Announcement: Patrick Jagoda to deliver talk, "On Difficulty in Video Games: Mechanics, Interpretation, Affect"

We're excited to announce the first in a series of four talks here in the Department of American Studies at UT Austin. Patrick Jagoda, Assistant Professor in the Department of English at the University of Chicago, Co-editor of Critical Inquiry and Co-founder of Game Changer Chicago Design Lab, will be giving a talk called, "On Difficulty in Video Games: Mechanics, Interpretation, Affect" at 4:30pm on Monday, February 2, in Burdine 436A. Jagoda has been with us this year at UT as a Harrington Fellow, and we sat down with him a while back for an interview, which you can check out here.Screen Shot 2015-01-28 at 3.56.31 PMHere's a description of the talk from Jagoda:

In a 1978 essay, literary critic George Steiner observes that a sense of difficulty in poetry became a major aspect of aesthetic experience in the late nineteenth century and extended, by the twentieth century, to new forms of visual and aural expression.
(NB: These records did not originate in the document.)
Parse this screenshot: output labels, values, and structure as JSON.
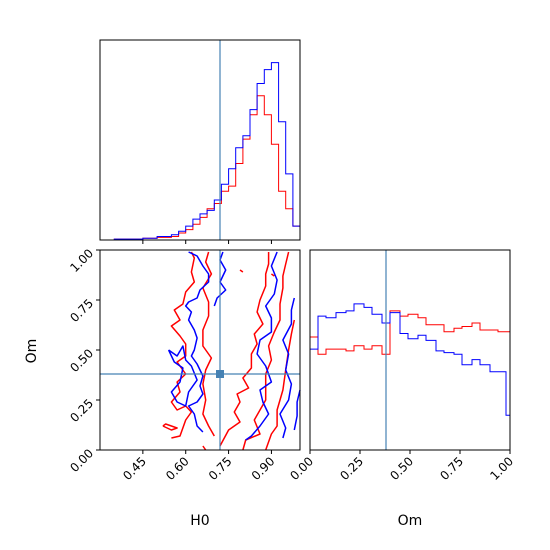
{
  "chart_data": {
    "type": "corner",
    "parameters": [
      "H0",
      "Om"
    ],
    "truth": {
      "H0": 0.72,
      "Om": 0.38
    },
    "truth_color": "#4682b4",
    "series": [
      {
        "color": "#0000ff"
      },
      {
        "color": "#ff0000"
      }
    ],
    "panels": {
      "h0_hist": {
        "xlim": [
          0.3,
          1.0
        ],
        "bins": [
          0.3,
          0.35,
          0.4,
          0.45,
          0.5,
          0.55,
          0.575,
          0.6,
          0.625,
          0.65,
          0.675,
          0.7,
          0.725,
          0.75,
          0.775,
          0.8,
          0.825,
          0.85,
          0.875,
          0.9,
          0.925,
          0.95,
          0.975,
          1.0
        ],
        "blue": [
          0,
          0.5,
          0.5,
          1,
          2,
          3,
          5,
          8,
          12,
          15,
          17,
          23,
          32,
          41,
          53,
          60,
          75,
          90,
          98,
          102,
          68,
          38,
          8
        ],
        "red": [
          0,
          0.5,
          0.5,
          1,
          1.5,
          2,
          4,
          6,
          9,
          13,
          18,
          21,
          28,
          31,
          44,
          58,
          72,
          83,
          72,
          55,
          28,
          18,
          8
        ]
      },
      "om_hist": {
        "xlim": [
          0.0,
          1.0
        ],
        "bins": [
          0.0,
          0.04,
          0.08,
          0.13,
          0.18,
          0.22,
          0.27,
          0.31,
          0.36,
          0.4,
          0.45,
          0.49,
          0.54,
          0.58,
          0.63,
          0.67,
          0.72,
          0.76,
          0.81,
          0.85,
          0.9,
          0.94,
          0.98,
          1.0
        ],
        "blue": [
          58,
          77,
          76,
          79,
          80,
          84,
          82,
          78,
          73,
          79,
          67,
          64,
          66,
          63,
          57,
          56,
          55,
          49,
          52,
          49,
          45,
          45,
          20
        ],
        "red": [
          65,
          55,
          58,
          58,
          57,
          60,
          58,
          60,
          55,
          80,
          77,
          78,
          76,
          72,
          72,
          68,
          70,
          71,
          73,
          69,
          69,
          68,
          68
        ]
      },
      "joint": {
        "xlim": [
          0.3,
          1.0
        ],
        "ylim": [
          0.0,
          1.0
        ],
        "blue_contours": [
          [
            [
              0.54,
              0.5
            ],
            [
              0.57,
              0.47
            ],
            [
              0.59,
              0.52
            ],
            [
              0.6,
              0.45
            ],
            [
              0.62,
              0.42
            ],
            [
              0.64,
              0.35
            ],
            [
              0.61,
              0.29
            ],
            [
              0.6,
              0.22
            ],
            [
              0.57,
              0.24
            ],
            [
              0.55,
              0.29
            ],
            [
              0.58,
              0.34
            ],
            [
              0.59,
              0.41
            ],
            [
              0.56,
              0.44
            ],
            [
              0.54,
              0.5
            ]
          ],
          [
            [
              0.61,
              0.99
            ],
            [
              0.64,
              0.97
            ],
            [
              0.66,
              0.92
            ],
            [
              0.68,
              0.88
            ],
            [
              0.68,
              0.84
            ],
            [
              0.65,
              0.8
            ],
            [
              0.64,
              0.76
            ],
            [
              0.61,
              0.74
            ],
            [
              0.6,
              0.72
            ],
            [
              0.62,
              0.69
            ],
            [
              0.61,
              0.65
            ],
            [
              0.63,
              0.6
            ],
            [
              0.64,
              0.56
            ],
            [
              0.63,
              0.5
            ],
            [
              0.62,
              0.47
            ],
            [
              0.64,
              0.43
            ],
            [
              0.66,
              0.37
            ],
            [
              0.65,
              0.32
            ],
            [
              0.66,
              0.28
            ],
            [
              0.64,
              0.24
            ],
            [
              0.61,
              0.22
            ],
            [
              0.63,
              0.18
            ],
            [
              0.64,
              0.12
            ],
            [
              0.66,
              0.09
            ]
          ],
          [
            [
              0.73,
              0.99
            ],
            [
              0.72,
              0.95
            ],
            [
              0.74,
              0.9
            ],
            [
              0.72,
              0.84
            ],
            [
              0.74,
              0.8
            ],
            [
              0.71,
              0.76
            ],
            [
              0.7,
              0.72
            ]
          ],
          [
            [
              0.81,
              0.05
            ],
            [
              0.83,
              0.07
            ],
            [
              0.86,
              0.12
            ],
            [
              0.89,
              0.18
            ],
            [
              0.87,
              0.24
            ],
            [
              0.86,
              0.3
            ],
            [
              0.9,
              0.34
            ],
            [
              0.88,
              0.42
            ],
            [
              0.85,
              0.48
            ],
            [
              0.86,
              0.55
            ],
            [
              0.9,
              0.59
            ],
            [
              0.9,
              0.66
            ],
            [
              0.88,
              0.72
            ],
            [
              0.91,
              0.78
            ],
            [
              0.92,
              0.85
            ],
            [
              0.9,
              0.92
            ],
            [
              0.92,
              0.99
            ]
          ],
          [
            [
              0.94,
              0.06
            ],
            [
              0.95,
              0.11
            ],
            [
              0.93,
              0.18
            ],
            [
              0.96,
              0.25
            ],
            [
              0.97,
              0.33
            ],
            [
              0.95,
              0.4
            ],
            [
              0.96,
              0.48
            ],
            [
              0.94,
              0.55
            ],
            [
              0.97,
              0.63
            ],
            [
              0.97,
              0.7
            ],
            [
              0.98,
              0.76
            ]
          ],
          [
            [
              0.98,
              0.1
            ],
            [
              0.99,
              0.17
            ],
            [
              0.99,
              0.24
            ],
            [
              1.0,
              0.3
            ]
          ]
        ],
        "red_contours": [
          [
            [
              0.55,
              0.06
            ],
            [
              0.58,
              0.07
            ],
            [
              0.6,
              0.15
            ],
            [
              0.62,
              0.19
            ],
            [
              0.6,
              0.22
            ],
            [
              0.57,
              0.2
            ],
            [
              0.55,
              0.24
            ],
            [
              0.58,
              0.29
            ],
            [
              0.57,
              0.34
            ],
            [
              0.6,
              0.38
            ],
            [
              0.57,
              0.44
            ],
            [
              0.6,
              0.47
            ],
            [
              0.6,
              0.53
            ],
            [
              0.58,
              0.57
            ],
            [
              0.55,
              0.62
            ],
            [
              0.58,
              0.65
            ],
            [
              0.56,
              0.7
            ],
            [
              0.59,
              0.73
            ],
            [
              0.6,
              0.79
            ],
            [
              0.63,
              0.84
            ],
            [
              0.62,
              0.89
            ],
            [
              0.63,
              0.96
            ],
            [
              0.62,
              0.99
            ]
          ],
          [
            [
              0.52,
              0.12
            ],
            [
              0.55,
              0.1
            ],
            [
              0.57,
              0.11
            ],
            [
              0.53,
              0.13
            ],
            [
              0.52,
              0.12
            ]
          ],
          [
            [
              0.68,
              0.99
            ],
            [
              0.67,
              0.94
            ],
            [
              0.69,
              0.88
            ],
            [
              0.66,
              0.81
            ],
            [
              0.68,
              0.74
            ],
            [
              0.68,
              0.67
            ],
            [
              0.66,
              0.6
            ],
            [
              0.66,
              0.52
            ],
            [
              0.69,
              0.46
            ],
            [
              0.67,
              0.4
            ],
            [
              0.66,
              0.33
            ],
            [
              0.67,
              0.25
            ],
            [
              0.66,
              0.18
            ],
            [
              0.68,
              0.12
            ],
            [
              0.7,
              0.07
            ]
          ],
          [
            [
              0.72,
              0.02
            ],
            [
              0.75,
              0.1
            ],
            [
              0.79,
              0.14
            ],
            [
              0.77,
              0.19
            ],
            [
              0.79,
              0.24
            ],
            [
              0.78,
              0.28
            ],
            [
              0.82,
              0.31
            ],
            [
              0.8,
              0.36
            ],
            [
              0.83,
              0.41
            ],
            [
              0.83,
              0.48
            ],
            [
              0.85,
              0.53
            ],
            [
              0.84,
              0.58
            ],
            [
              0.87,
              0.63
            ],
            [
              0.85,
              0.69
            ],
            [
              0.86,
              0.75
            ],
            [
              0.88,
              0.82
            ],
            [
              0.88,
              0.88
            ],
            [
              0.89,
              0.93
            ],
            [
              0.89,
              0.99
            ]
          ],
          [
            [
              0.8,
              0.0
            ],
            [
              0.81,
              0.05
            ],
            [
              0.86,
              0.08
            ],
            [
              0.84,
              0.15
            ],
            [
              0.86,
              0.2
            ],
            [
              0.88,
              0.25
            ],
            [
              0.88,
              0.3
            ],
            [
              0.88,
              0.38
            ],
            [
              0.9,
              0.45
            ],
            [
              0.89,
              0.52
            ],
            [
              0.91,
              0.59
            ],
            [
              0.93,
              0.65
            ],
            [
              0.93,
              0.73
            ],
            [
              0.94,
              0.81
            ],
            [
              0.94,
              0.87
            ],
            [
              0.95,
              0.93
            ],
            [
              0.96,
              0.99
            ]
          ],
          [
            [
              0.88,
              0.0
            ],
            [
              0.9,
              0.08
            ],
            [
              0.92,
              0.12
            ],
            [
              0.92,
              0.2
            ],
            [
              0.94,
              0.3
            ],
            [
              0.95,
              0.4
            ],
            [
              0.96,
              0.5
            ],
            [
              0.97,
              0.58
            ],
            [
              0.98,
              0.65
            ]
          ],
          [
            [
              0.79,
              0.9
            ],
            [
              0.8,
              0.89
            ]
          ],
          [
            [
              0.66,
              0.02
            ],
            [
              0.67,
              0.0
            ]
          ],
          [
            [
              0.9,
              0.88
            ],
            [
              0.91,
              0.87
            ]
          ]
        ]
      }
    },
    "ticks": {
      "h0": [
        "0.45",
        "0.60",
        "0.75",
        "0.90"
      ],
      "h0_values": [
        0.45,
        0.6,
        0.75,
        0.9
      ],
      "om": [
        "0.00",
        "0.25",
        "0.50",
        "0.75",
        "1.00"
      ],
      "om_values": [
        0.0,
        0.25,
        0.5,
        0.75,
        1.0
      ]
    },
    "xlabel_h0": "H0",
    "xlabel_om": "Om",
    "ylabel_om": "Om"
  }
}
This talk takes up videogames as a crucial medium for making sense of aesthetic difficulty in our time. As a way of mapping the cultural stakes of videogames to the early twenty-first century, I examine three types of challenge that games generate: mechanical, interpretive, and affective difficulty. All three forms of difficulty demand continued analysis, but I argue especially for the importance of attending to the third category of demanding affects and emotions. New media scholarship is already becoming more adept at accounting for elements such as aesthetics, interactivity, software, platforms, and media history. It has not yet done justice, however, to the complicated ways that digital media, and games in particular, generate and alter affects. This talk posits that the types of experiences that register as difficult within cultural consciousness, as they do in a variety of unique ways in the context of gameplay, can help animate the values of contemporary American media and their effects on the sensorium. A fuller sense of affect in videogames is necessary to better understand the ways that games serve as unique ideological forms — and might also structure, limit, and even enable more complex practices of play in the United States.